Koran. And my wages are late. Stein is dead. Heinz is dead. I have your devices. Yet Tehran has my money and I do not.”
Javadi smiled an ironic smile. “You quibble over money? Now? On the brink of a triumph that will forever secure in legend the name of Husam al Din?”
Al Din scowled. He had no use for legends and less for names.
He’d only been a few weeks old in 1978 when the Israelis bombed the refugee camp in Lebanon. His parents were killed, and he was just another orphan raised by the PLO. In the camp, they called him Ahmad, but his parents must have called him something. So far as Husam was concerned, Ahmad was just his first cover. A name was just another tool. In New Mexico, he had been Ricardo Orendain. Since arriving in Chicago, he had been Marco Pelligrino and then Dmitri Stavapopolus. With his fine features, light olive skin, and brown eyes, he could pass for everything from a Spaniard to an Indian.
In reality, he was Palestinian. He’d had the religious indoctrination as a boy, the feeble mullahs and their nonsense. There is no God but Allah, and Mohammad is his prophet, the United States is the Great Satan, all the rest of it. But Husam believed that reality was the best teacher.
And reality was this: Any time Israel wanted, the jets came and bombed the camps, and the Palestinians had to hide in the rubble like roaches. If Israel decided to destroy Beirut, they destroyed Beirut. If there was no God but Allah, why then did Yahweh get the F-16s and Abrams battle tanks, leaving Allah’s people to fight them with AK-47s and stones? Husam had no more faith in gods than he had in names.

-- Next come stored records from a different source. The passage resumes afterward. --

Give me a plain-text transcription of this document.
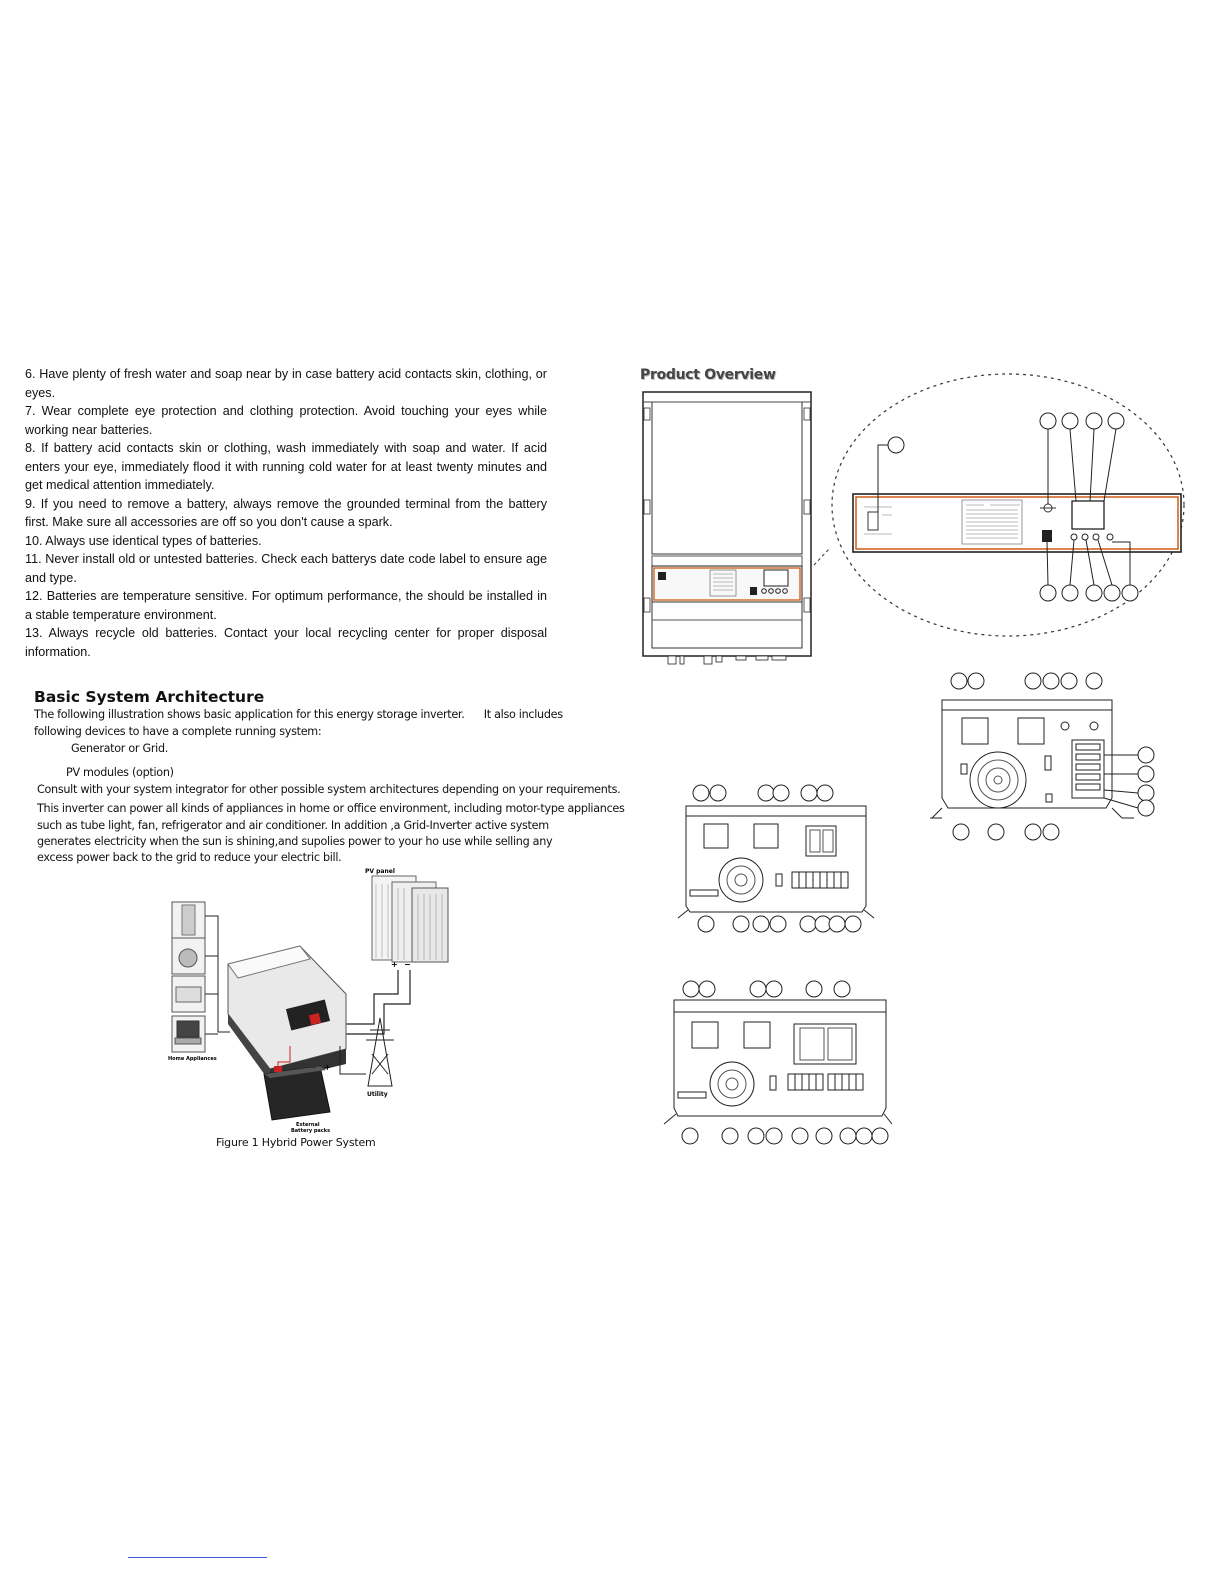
6. Have plenty of fresh water and soap near by in case battery acid contacts skin, clothing, or eyes.
7. Wear complete eye protection and clothing protection. Avoid touching your eyes while working near batteries.
8. If battery acid contacts skin or clothing, wash immediately with soap and water. If acid enters your eye, immediately flood it with running cold water for at least twenty minutes and get medical attention immediately.
9. If you need to remove a battery, always remove the grounded terminal from the battery first. Make sure all accessories are off so you don't cause a spark.
10. Always use identical types of batteries.
11. Never install old or untested batteries. Check each batterys date code label to ensure age and type.
12. Batteries are temperature sensitive. For optimum performance, the should be installed in a stable temperature environment.
13. Always recycle old batteries. Contact your local recycling center for proper disposal information.
Basic System Architecture
The following illustration shows basic application for this energy storage inverter. It also includes
following devices to have a complete running system:
Generator or Grid.
PV modules (option)
Consult with your system integrator for other possible system architectures depending on your requirements.
This inverter can power all kinds of appliances in home or office environment, including motor-type appliances
such as tube light, fan, refrigerator and air conditioner. In addition ,a Grid-Inverter active system
generates electricity when the sun is shining,and supolies power to your ho use while selling any
excess power back to the grid to reduce your electric bill.
PV panel
+ −
Home Appliances
Utility
+
External
Battery packs
Figure 1 Hybrid Power System
Product Overview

But he had a talent for killing. He had been a very bright student, the brightest boy in any of the classes in the camp. And so the men in the keffiyehs had taught him as well. Pistols, rifles, explosives. How to fight with his hands and with knives. A Kalashnikov – this was a god he could believe in.
When he was fourteen, he had his first exam. He remembered crawling forward in the dark toward the Israeli roadblock. Watching for a long time to be sure. Two soldiers outside the Bradley Fighting Vehicle, the armored personnel carrier that was another gift to Yahweh from America, Israel’s real god. After an hour, the doors to the Bradley opened, and the two soldiers traded places with two others inside. Four soldiers in all.
The instructions for this initiation were simple: Leave the camp, kill at least one Israeli, and return alive. The other boys had all chosen civilians, random killings of unsuspecting targets. And when they had returned to the camp after emptying a clip into some old woman driving back to some kibbutz, he would join in the celebration of their heroic acts. In truth, these cowards disgusted him with their weakness. He was determined to do better.
At any time, he could kill the two outside the Bradley, but the muzzle flash would give away his position. He was not interested in learning how good the soldiers inside the Bradley were with the 20mm cannon and 50mm machine gun. But these Israelis were complacent. It was a quiet sector, routine duty. He watched for an opportunity. It took him more than three hours to move to a slightly elevated position behind the Bradley, giving him a clear line of sight into the vehicle when the doors opened. At the next shift change, all four soldiers were within a narrow field of fire, the door to the vehicle directly in front of him. Ahmad was calm. Many of those he trained with would have cut loose with a long burst of automatic fire, sweeping the weapon back and forth. But Ahmad flicked the selector switch to semi-automatic. Three-round bursts, twenty rounds in the magazine, one spare magazine. Ahmad knew that if he had to switch magazines before the Israelis were down, he was as good as dead. Ahmad sighted on the Israeli standing in the door of the Bradley. If he could drop him in the doorway, the others might trip over him trying to get inside.